Oil Politics and the Environmental Crisis in Galeano’s Open Veins of Latin America: Five Centuries of the Pillage of a Continent
DOI:
https://doi.org/10.3126/tribj.v1i1.53498Keywords:
Capitalist cartels, Lake Maracaibo, petroleum politics, environmental crisis, ecologyAbstract
The politics of oil has played a vital role for the massive exploitation of Venezuela’s natural resources such as the petroleum products. When the European colonizers entered into the Latin American countries in the sixteenth century, initially they took hold of the land and the people; later, they pillaged and exploited their natural resources together with the American capitalist cartels. This paper analyzes the petroleum politics that includes the European and American oil cartels that has adversely affected environment in the region. In this paper, I have explored the western capitalists’ petroleum politics in Eduardo Galeano’s book Open Veins of Latin America: Five Centuries of the Pillage of a Continent. Mainly I have focused on the case of Venezuela’s Lake Maracaibo, where a continuous spilling of oil has brought a huge damage to different water species; for instance, fishery is on the verge of collapse and the surrounding is severely affected. The craving of capitalist alliances for the petroleum products has ignored the fact that humans have to pay the cost of environmental destruction as a result of the oil politics. The paper sheds light on the environmental crisis, which is caused by continuous extracting and spilling of oil in Lake Maracaibo.

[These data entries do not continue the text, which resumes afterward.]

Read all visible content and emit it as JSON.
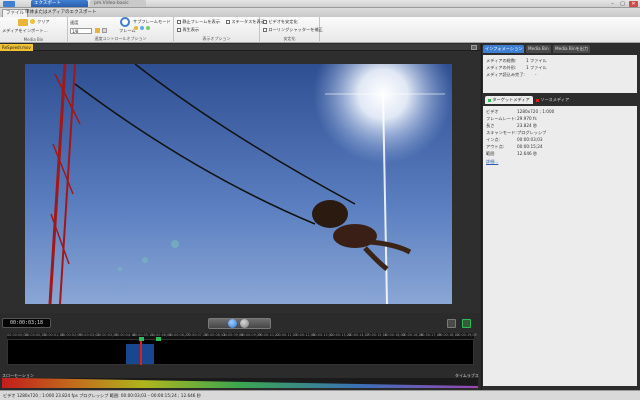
{
  "window": {
    "tabs": [
      {
        "label": "エクスポート"
      },
      {
        "label": "pm.Video-basic"
      }
    ],
    "controls": [
      "–",
      "□",
      "✕"
    ]
  },
  "ribbon_tabs": [
    {
      "label": "ファイル"
    },
    {
      "label": "単体またはメディアのエクスポート"
    }
  ],
  "ribbon": {
    "media_bin": {
      "add_label": "メディアをインポート...",
      "clear_label": "クリア",
      "group_label": "Media Bin"
    },
    "playback": {
      "speed_label": "速度",
      "speed_value": "1/8",
      "frame_label": "フレーム",
      "sub_label": "サブフレームモード",
      "group_label": "速度コントロールオプション",
      "options": [
        "フレームを保持"
      ]
    },
    "display": {
      "still_frame_label": "静止フレームを表示",
      "status_label": "ステータスを表示",
      "playback_display_label": "再生表示",
      "group_label": "表示オプション"
    },
    "stabilize": {
      "video_label": "ビデオを安定化",
      "rolling_shutter_label": "ローリングシャッターを補正",
      "group_label": "安定化"
    }
  },
  "document": {
    "tab_label": "ReSpeedr.mov"
  },
  "transport": {
    "timecode": "00:00:03;18"
  },
  "timeline": {
    "ticks": [
      "00:00:00;00",
      "00:00:00;23",
      "00:00:01;16",
      "00:00:02;09",
      "00:00:03;02",
      "00:00:03;25",
      "00:00:04;18",
      "00:00:05;11",
      "00:00:06;04",
      "00:00:06;27",
      "00:00:07;20",
      "00:00:08;13",
      "00:00:09;06",
      "00:00:09;29",
      "00:00:10;22",
      "00:00:11;15",
      "00:00:12;08",
      "00:00:13;01",
      "00:00:13;24",
      "00:00:14;17",
      "00:00:15;10",
      "00:00:16;03",
      "00:00:16;26",
      "00:00:17;19",
      "00:00:18;12",
      "00:00:19;05"
    ],
    "slowmo_label": "スローモーション",
    "timelapse_label": "タイムラプス"
  },
  "status": {
    "text": "ビデオ 1280x720 ; 1:000  23.824 fps  プログレッシブ  範囲: 00:00:03;03 – 00:00:15;24 ; 12.646 秒"
  },
  "right_panel": {
    "tabs": [
      {
        "label": "インフォメーション"
      },
      {
        "label": "Media Bin"
      },
      {
        "label": "Media Binを出力"
      }
    ],
    "info": [
      {
        "key": "メディアの総数:",
        "value": "1 ファイル"
      },
      {
        "key": "メディアの外形:",
        "value": "1 ファイル"
      },
      {
        "key": "メディア読込み完了:",
        "value": "-"
      }
    ],
    "sub_tabs": [
      {
        "label": "ターゲットメディア"
      },
      {
        "label": "ソースメディア"
      }
    ],
    "media_props": [
      {
        "key": "ビデオ",
        "value": "1280x720 ; 1:000"
      },
      {
        "key": "フレームレート:",
        "value": "29.970 fs"
      },
      {
        "key": "長さ",
        "value": "23.824 秒"
      },
      {
        "key": "スキャンモード:",
        "value": "プログレッシブ"
      },
      {
        "key": "イン点:",
        "value": "00:00:03;03"
      },
      {
        "key": "アウト点:",
        "value": "00:00:15;24"
      },
      {
        "key": "範囲",
        "value": "12.646 秒"
      }
    ],
    "more_link": "詳細..."
  },
  "colors": {
    "accent": "#3f7fd2",
    "sky": "#5b7fc0",
    "document_tab": "#f1c232",
    "selection_marker": "#2bbf5a",
    "speed_red": "#e01d1d"
  }
}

Subsequently, the Venezuelan prosperity has got threatened as it totally relies on the ‘oil culture’. To explore the widespread ecological damage on Lake Maracaibo and its surroundings, I have used the deep ecological concept of Arne Naess, which argues that there is the connectedness and dependency of living and non-living things with each other so that any disturbance can hamper the whole ecosystem. Besides Naess’s ecological concept, I have also drawn ideas from the insights of ecocritics Cheryll Glotfelty and Val Plum wood to support Naess’s ecological concept and to clarify the conceptual framework of this paper.